I say Pinkerton's suggestion is absurdist because it really digs at the folly of the whole white urge to use the n-word: placing a ridiculous restriction on the usage of the word which is clearly conscious of the very real meaning which Pinkerton has denied for the duration of the piece. If white people are only allowed to use the word in reference to other white people, then we will literally be calling white "black". White is not black, yet in Pinkerton's incisively satirical world, it is.
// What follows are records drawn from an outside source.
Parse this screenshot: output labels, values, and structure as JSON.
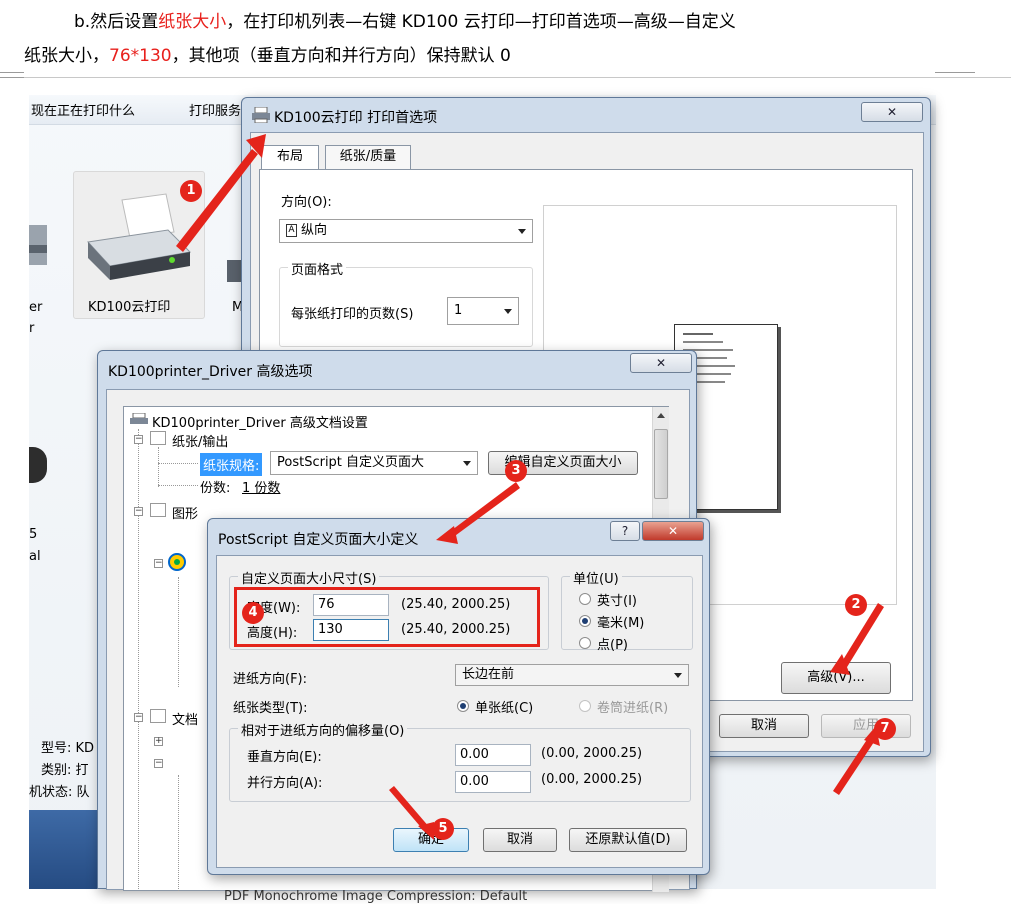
{
  "doc": {
    "line1_a": "b.然后设置",
    "line1_red": "纸张大小",
    "line1_b": "，在打印机列表—右键 KD100 云打印—打印首选项—高级—自定义",
    "line2_a": "纸张大小，",
    "line2_red": "76*130",
    "line2_b": "，其他项（垂直方向和并行方向）保持默认 0"
  },
  "explorer": {
    "toolbar_item1": "现在正在打印什么",
    "toolbar_item2": "打印服务",
    "selected_printer": "KD100云打印",
    "left_partial1": "er",
    "left_partial2": "r",
    "next_partial": "M",
    "left_partial3": "5",
    "left_partial4": "al",
    "info_model": "型号: KD",
    "info_category": "类别: 打",
    "info_status": "机状态: 队"
  },
  "prefs_dialog": {
    "title": "KD100云打印 打印首选项",
    "close": "✕",
    "tabs": [
      "布局",
      "纸张/质量"
    ],
    "orientation_label": "方向(O):",
    "orientation_value": "纵向",
    "page_format_label": "页面格式",
    "pages_per_sheet_label": "每张纸打印的页数(S)",
    "pages_per_sheet_value": "1",
    "advanced_button": "高级(V)...",
    "cancel_button": "取消",
    "apply_button": "应用"
  },
  "advanced_dialog": {
    "title": "KD100printer_Driver 高级选项",
    "close": "✕",
    "tree_root": "KD100printer_Driver 高级文档设置",
    "tree_paper_output": "纸张/输出",
    "paper_size_label": "纸张规格:",
    "paper_size_value": "PostScript 自定义页面大",
    "edit_custom_button": "编辑自定义页面大小",
    "copies_label": "份数:",
    "copies_value": "1 份数",
    "tree_graphics": "图形",
    "tree_document": "文档",
    "bottom_partial": "PDF Monochrome Image Compression: Default"
  },
  "custom_dialog": {
    "title": "PostScript 自定义页面大小定义",
    "help": "?",
    "close": "✕",
    "size_group": "自定义页面大小尺寸(S)",
    "width_label": "宽度(W):",
    "width_value": "76",
    "width_range": "(25.40, 2000.25)",
    "height_label": "高度(H):",
    "height_value": "130",
    "height_range": "(25.40, 2000.25)",
    "unit_group": "单位(U)",
    "unit_inch": "英寸(I)",
    "unit_mm": "毫米(M)",
    "unit_point": "点(P)",
    "feed_direction_label": "进纸方向(F):",
    "feed_direction_value": "长边在前",
    "paper_type_label": "纸张类型(T):",
    "paper_type_sheet": "单张纸(C)",
    "paper_type_roll": "卷筒进纸(R)",
    "offset_group": "相对于进纸方向的偏移量(O)",
    "vertical_label": "垂直方向(E):",
    "vertical_value": "0.00",
    "vertical_range": "(0.00, 2000.25)",
    "parallel_label": "并行方向(A):",
    "parallel_value": "0.00",
    "parallel_range": "(0.00, 2000.25)",
    "ok_button": "确定",
    "cancel_button": "取消",
    "restore_button": "还原默认值(D)"
  },
  "badges": [
    "1",
    "2",
    "3",
    "4",
    "5",
    "7"
  ],
  "colors": {
    "annotation": "#e4241b",
    "highlight": "#3399ff"
  }
}
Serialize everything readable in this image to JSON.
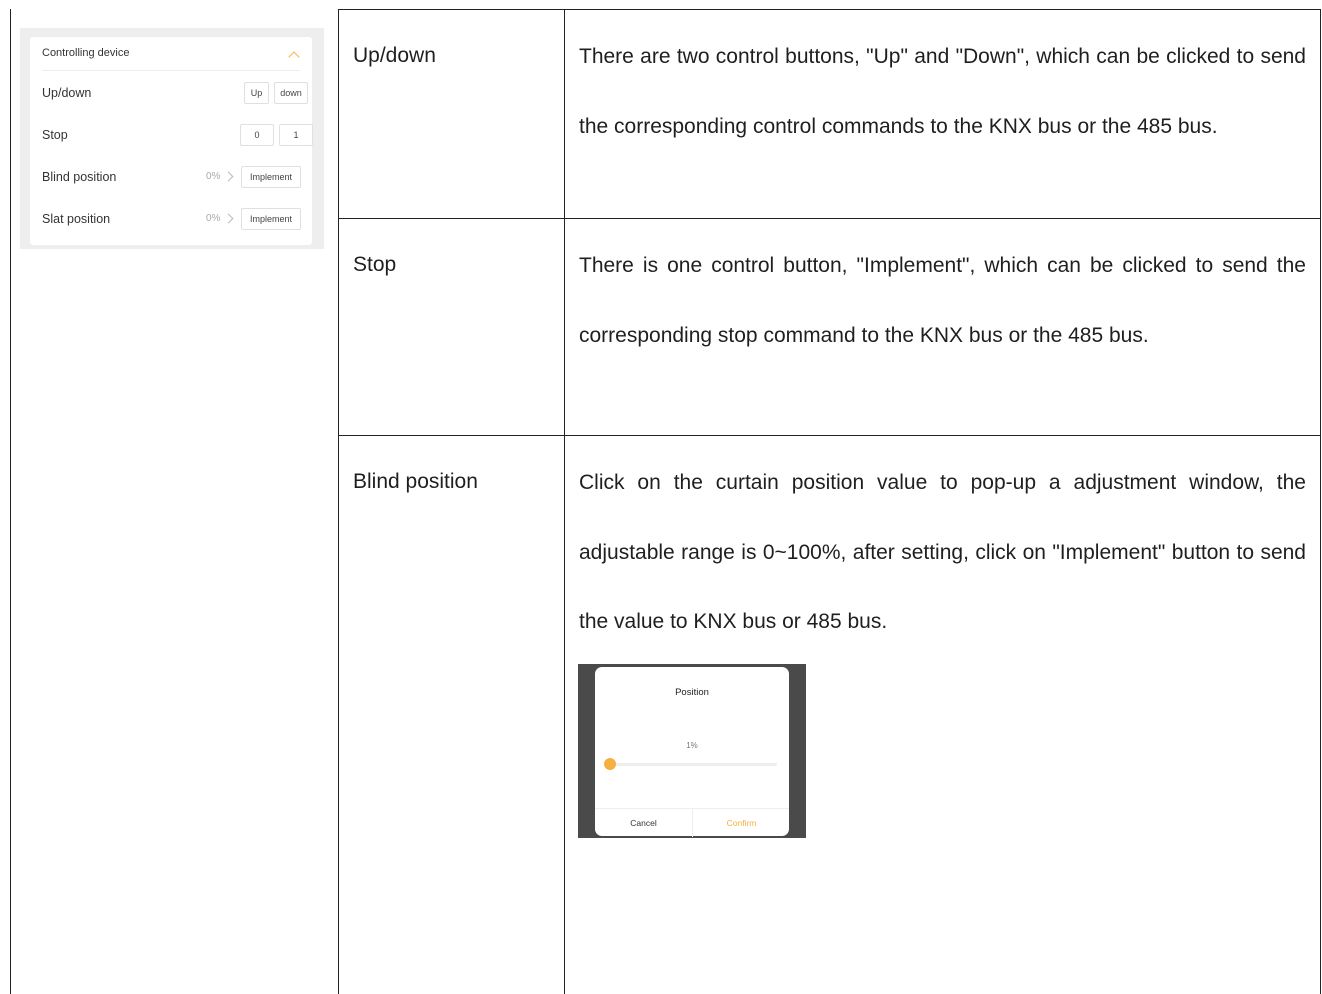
{
  "device_panel": {
    "title": "Controlling device",
    "rows": [
      {
        "label": "Up/down",
        "buttons": [
          "Up",
          "down"
        ]
      },
      {
        "label": "Stop",
        "buttons": [
          "0",
          "1"
        ]
      },
      {
        "label": "Blind position",
        "value": "0%",
        "button": "Implement"
      },
      {
        "label": "Slat position",
        "value": "0%",
        "button": "Implement"
      }
    ]
  },
  "table": {
    "rows": [
      {
        "name": "Up/down",
        "lines": [
          "There are two control buttons, \"Up\" and \"Down\", which can be",
          "clicked to send the corresponding control commands to the KNX",
          "bus or the 485 bus."
        ]
      },
      {
        "name": "Stop",
        "lines": [
          "There is one control button, \"Implement\", which can be clicked to",
          "send the corresponding stop command to the KNX bus or the 485",
          "bus."
        ]
      },
      {
        "name": "Blind position",
        "lines": [
          "Click on the curtain position value to pop-up a adjustment window,",
          "the adjustable range is 0~100%, after setting, click on \"Implement\"",
          "button to send the value to KNX bus or 485 bus."
        ]
      }
    ]
  },
  "popup": {
    "title": "Position",
    "value": "1%",
    "slider_percent": 1,
    "cancel": "Cancel",
    "confirm": "Confirm",
    "accent_color": "#F5B041"
  }
}
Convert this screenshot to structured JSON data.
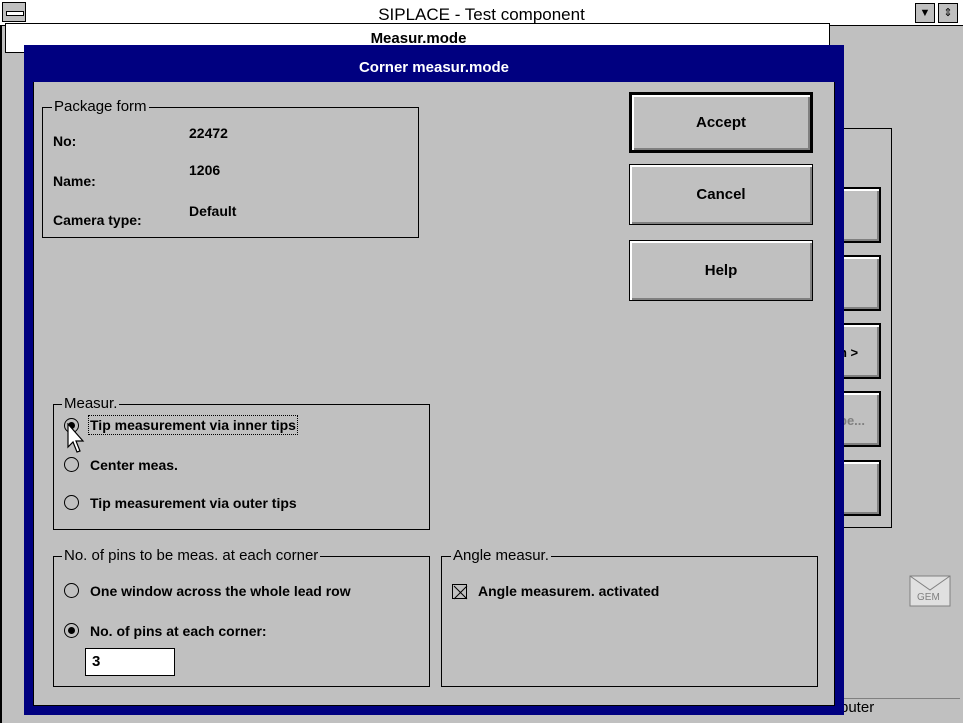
{
  "app": {
    "title": "SIPLACE - Test component"
  },
  "behind_window": {
    "title": "Measur.mode"
  },
  "background_buttons": [
    {
      "label": ""
    },
    {
      "label": ""
    },
    {
      "label": "n >"
    },
    {
      "label": "pe..."
    },
    {
      "label": ""
    }
  ],
  "status": {
    "text": "puter"
  },
  "mail_icon_label": "GEM",
  "dialog": {
    "title": "Corner measur.mode",
    "package_form": {
      "label": "Package form",
      "no_label": "No:",
      "no_value": "22472",
      "name_label": "Name:",
      "name_value": "1206",
      "camera_label": "Camera type:",
      "camera_value": "Default"
    },
    "buttons": {
      "accept": "Accept",
      "cancel": "Cancel",
      "help": "Help"
    },
    "measur": {
      "label": "Measur.",
      "options": [
        {
          "label": "Tip measurement via inner tips",
          "selected": true
        },
        {
          "label": "Center meas.",
          "selected": false
        },
        {
          "label": "Tip measurement via outer tips",
          "selected": false
        }
      ]
    },
    "pins": {
      "label": "No. of pins to be meas. at each corner",
      "options": [
        {
          "label": "One window across the whole lead row",
          "selected": false
        },
        {
          "label": "No. of pins at each corner:",
          "selected": true
        }
      ],
      "value": "3"
    },
    "angle": {
      "label": "Angle measur.",
      "checkbox_label": "Angle measurem. activated",
      "checked": true
    }
  }
}
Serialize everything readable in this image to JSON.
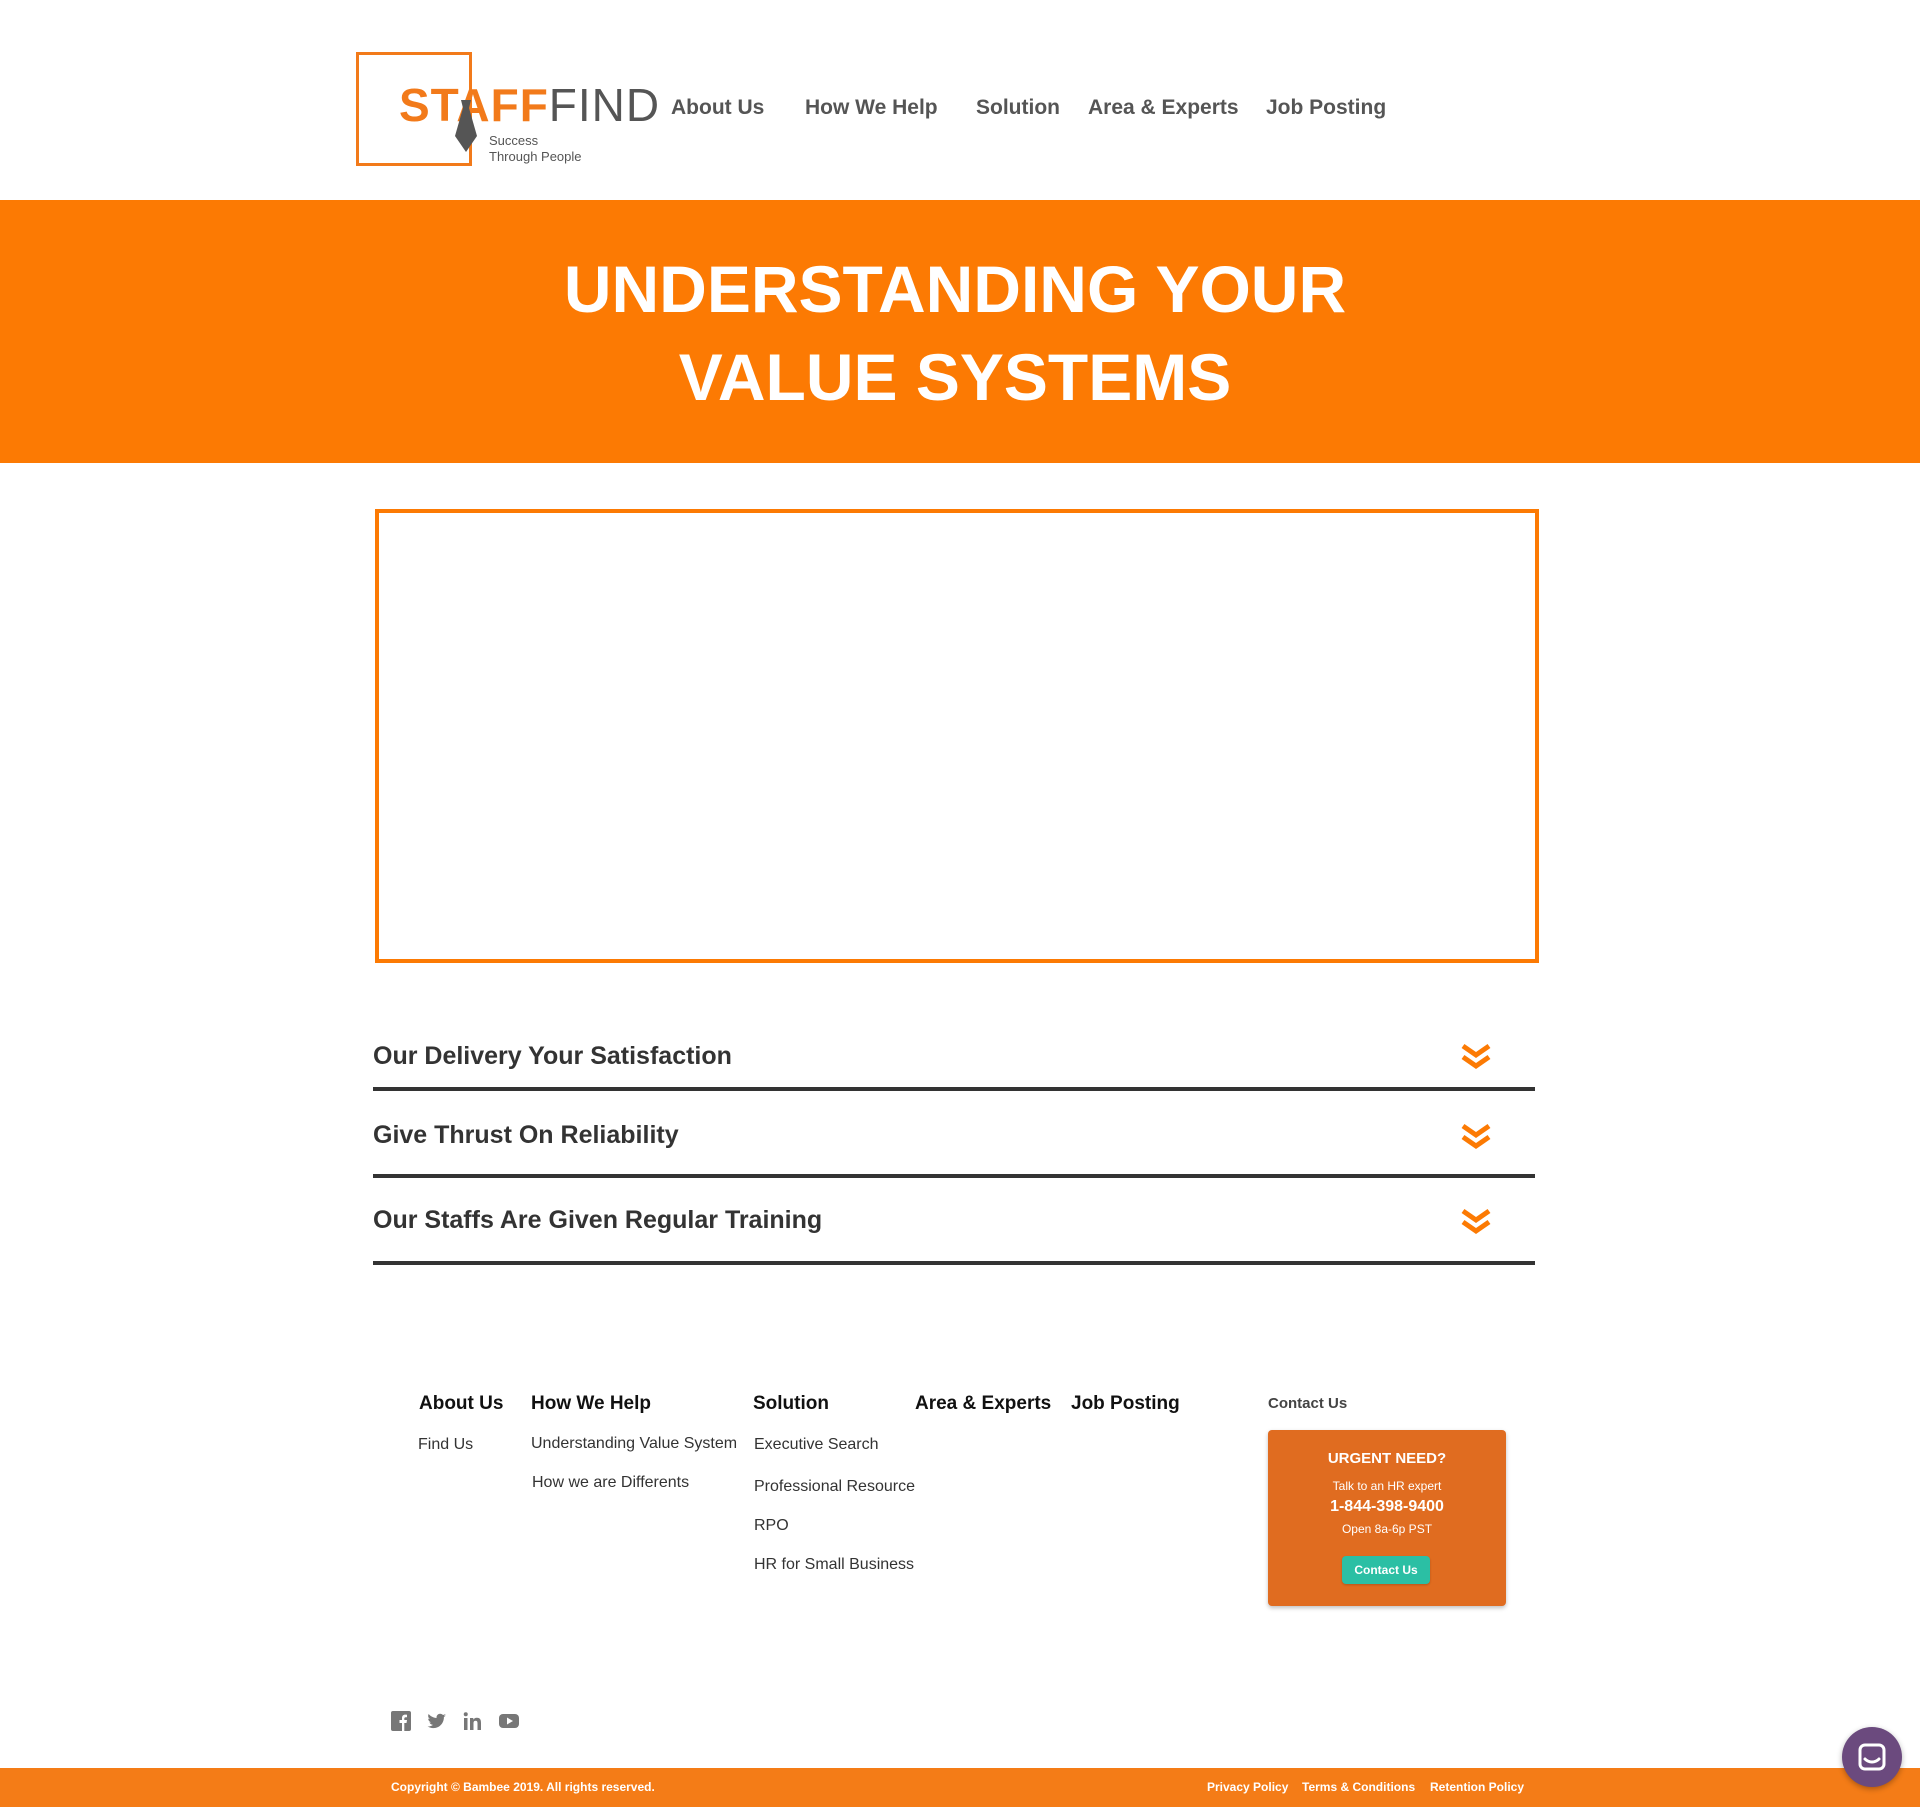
{
  "logo": {
    "word_staff": "STAF",
    "word_find": "FIND",
    "tagline_1": "Success",
    "tagline_2": "Through People",
    "brand_color": "#f27a1a"
  },
  "nav": {
    "items": [
      {
        "label": "About Us"
      },
      {
        "label": "How We Help"
      },
      {
        "label": "Solution"
      },
      {
        "label": "Area & Experts"
      },
      {
        "label": "Job Posting"
      }
    ]
  },
  "hero": {
    "title_line_1": "UNDERSTANDING YOUR",
    "title_line_2": "VALUE SYSTEMS",
    "background": "#fc7a03"
  },
  "accordion": {
    "items": [
      {
        "title": "Our Delivery Your Satisfaction",
        "icon": "double-chevron-down-icon"
      },
      {
        "title": "Give Thrust On Reliability",
        "icon": "double-chevron-down-icon"
      },
      {
        "title": "Our Staffs Are Given Regular Training",
        "icon": "double-chevron-down-icon"
      }
    ]
  },
  "footer": {
    "columns": [
      {
        "heading": "About Us",
        "links": [
          "Find  Us"
        ]
      },
      {
        "heading": "How We Help",
        "links": [
          "Understanding Value System",
          "How we are Differents"
        ]
      },
      {
        "heading": "Solution",
        "links": [
          "Executive Search",
          "Professional Resource",
          "RPO",
          "HR for Small Business"
        ]
      },
      {
        "heading": "Area & Experts",
        "links": []
      },
      {
        "heading": "Job Posting",
        "links": []
      }
    ],
    "contact_label": "Contact Us",
    "urgent": {
      "title": "URGENT NEED?",
      "subtitle": "Talk to an HR expert",
      "phone": "1-844-398-9400",
      "hours": "Open 8a-6p PST",
      "button": "Contact Us"
    },
    "social": [
      "facebook-icon",
      "twitter-icon",
      "linkedin-icon",
      "youtube-icon"
    ]
  },
  "bottom_bar": {
    "copyright": "Copyright © Bambee 2019. All rights reserved.",
    "links": [
      "Privacy Policy",
      "Terms & Conditions",
      "Retention Policy"
    ]
  },
  "chat": {
    "icon": "chat-icon",
    "color": "#6b4a7e"
  }
}
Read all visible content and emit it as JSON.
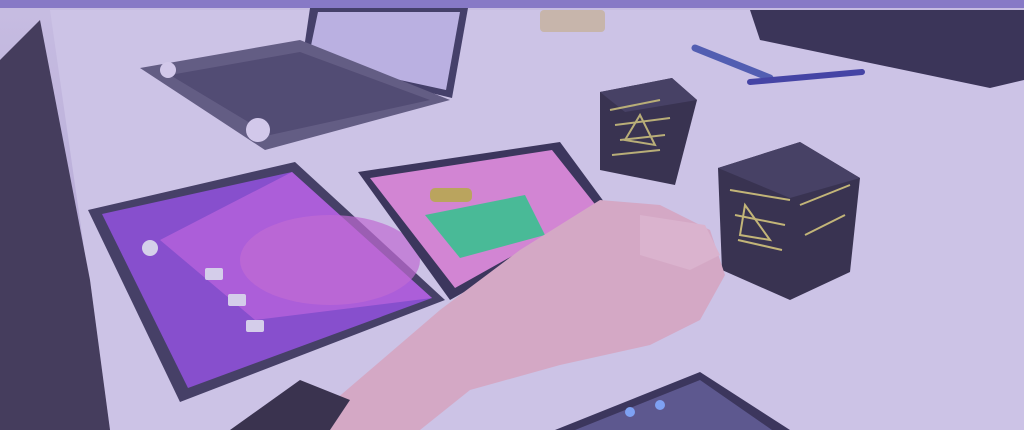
{
  "image": {
    "alt": "",
    "tint_color": "#7a5fbe",
    "objects": [
      "laptop-icon",
      "tablet-icon",
      "cube-icon",
      "pen-icon",
      "hand-icon",
      "phone-icon"
    ]
  }
}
White can be black, but Pinkerton seems to take comfort in the fact that white will only ever be black in name only; remember, the desire is to observe and participate in an Othered culture while making no real effort to understand:
I can’t imagine I’d even use it that often. Mainly I just I think it’d be hilarious to sneak a “n—a, please” or two into an otherwise maudlin wedding reception toast.
So I guess it's possible after all. Maybe all these average white dudes who so passionately claim that their oft-voiced desire to use the n-word is really just satire really are just trying to get at the heart of it all, to show us all how white privilege so permeates all us white peoples' existence that we'd even insist on using a word which many regard as terrible, with a long and brutal history behind it, just because all them black people use it.

Or maybe I was right to begin with. Maybe Pinkerton's vaguely-defined group of urban black youth is really just a pack of lies. There may very well be some group of black kids, somewhere, who think it's pretty funny to use the n-word as every part of a sentence - I mean, I think it's pretty funny, too, especially if they were doing it to freak out that creepy-ass white dude following them so closely. But I doubt Pinkerton's ever encountered them. I think he's just an average white dude with a whole lot of fucking privilege who can't stand that some social restraints are placed on his white dudeliness. And it really pisses me off that he'd hold up a group of strawblackpeople who apparently know only one word - the n-word - as an example of why us white people really are entitled to use the word. He reduces and reduces, until he comes up with a word that is entirely meaningless to him but probably means a lot to someone like this lady, for example. Or it might not mean anything to her. She might be the funny old grandmother who slips in a "nigga please" into a maudlin wedding toast. And that would be awesome. I think he's kind of a dick for writing something like this and posting it to his blog, and I think all those other white people who write about it and talk about it as this stupid little thing are dicks, too. I think he is like most white folk, and I think we white folk have been led by our privilege to believe that our opinions, even the ones which are rife with specious reasoning and little examination of other perspectives, are important.

But like I said. I am a humorless feminist.